Today Rae and Maggie and I went and got mani/pedi’s. I needed it after the day I’ve had.
Drew is an alcoholic. I’ve been in denial and praying he would grow out of it. But you don’t outgrow addiction.
I sent him to Montana with Beau to straighten out and get away from his friends. He will do well for a few weeks and then he goes on a binge. Every time something goes bad he drinks. He is just like Luke.
I found out when Drew was 17 that Luke had been drinking with him since he was 14. I kicked Luke out but the damage was done. I don’t know if Drew would have been an alcoholic or not but I blame Luke. There is a part of me that will always hate Luke for doing this. Then I feel so much guilt for not knowing.

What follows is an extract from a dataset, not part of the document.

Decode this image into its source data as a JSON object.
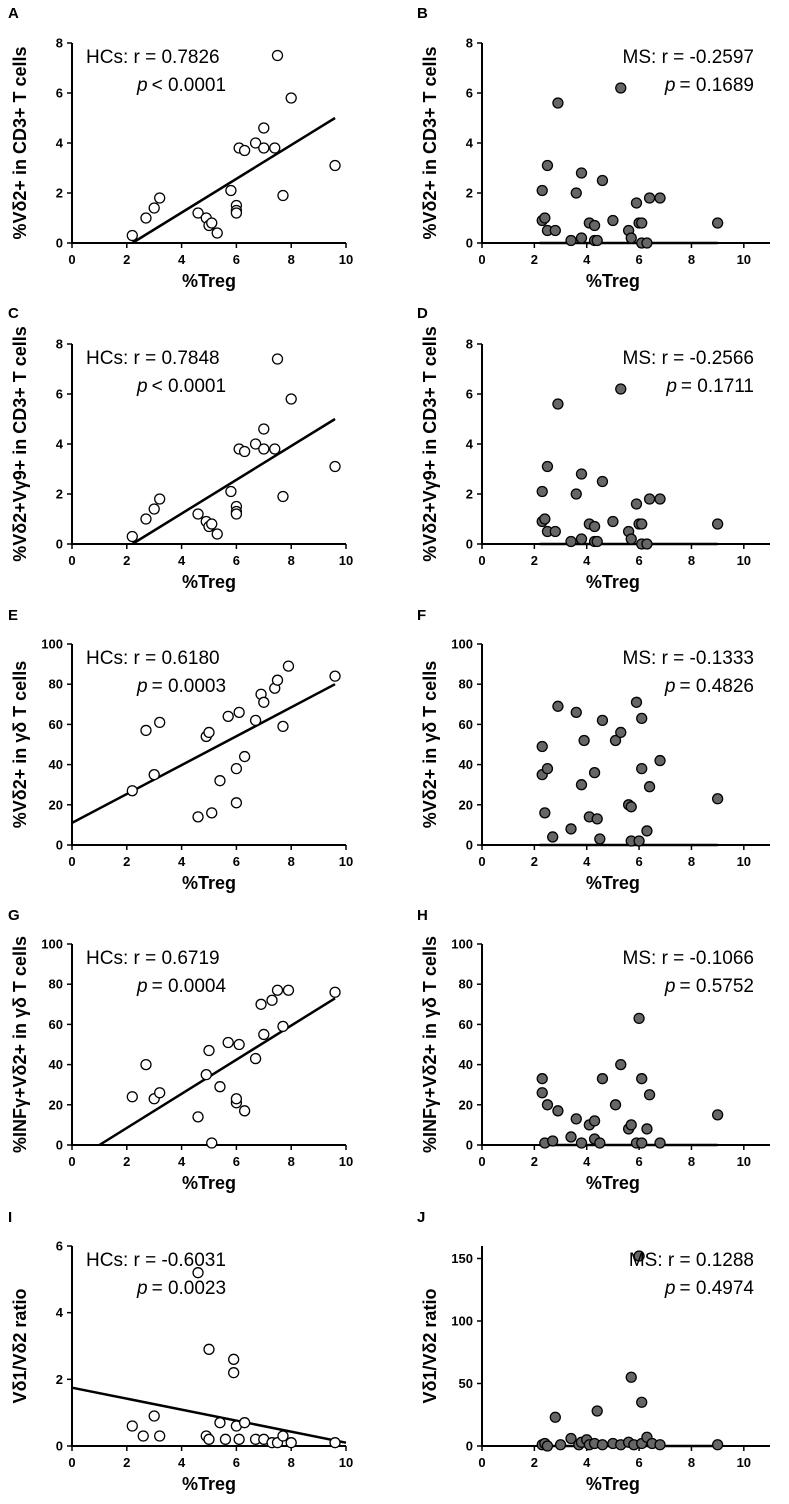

Drew went to work drunk today. For the second time. I imagine if he’s been caught twice he’s done it numerous times. He is such a hard worker. They sent him home and told him this the last time. He is such a wreck and his anxiety is terrible. He feels terrible about himself. Beau is trying to get him to move back in with him and Autumn. Autumn is such a sweet girl. She was just ready to step in and help Drew. I love her.
Drew is at home and in bed trying to get it together. He is texting me. Apologizing. He is so disappointed in himself. That hurts me. I just want him to be OK.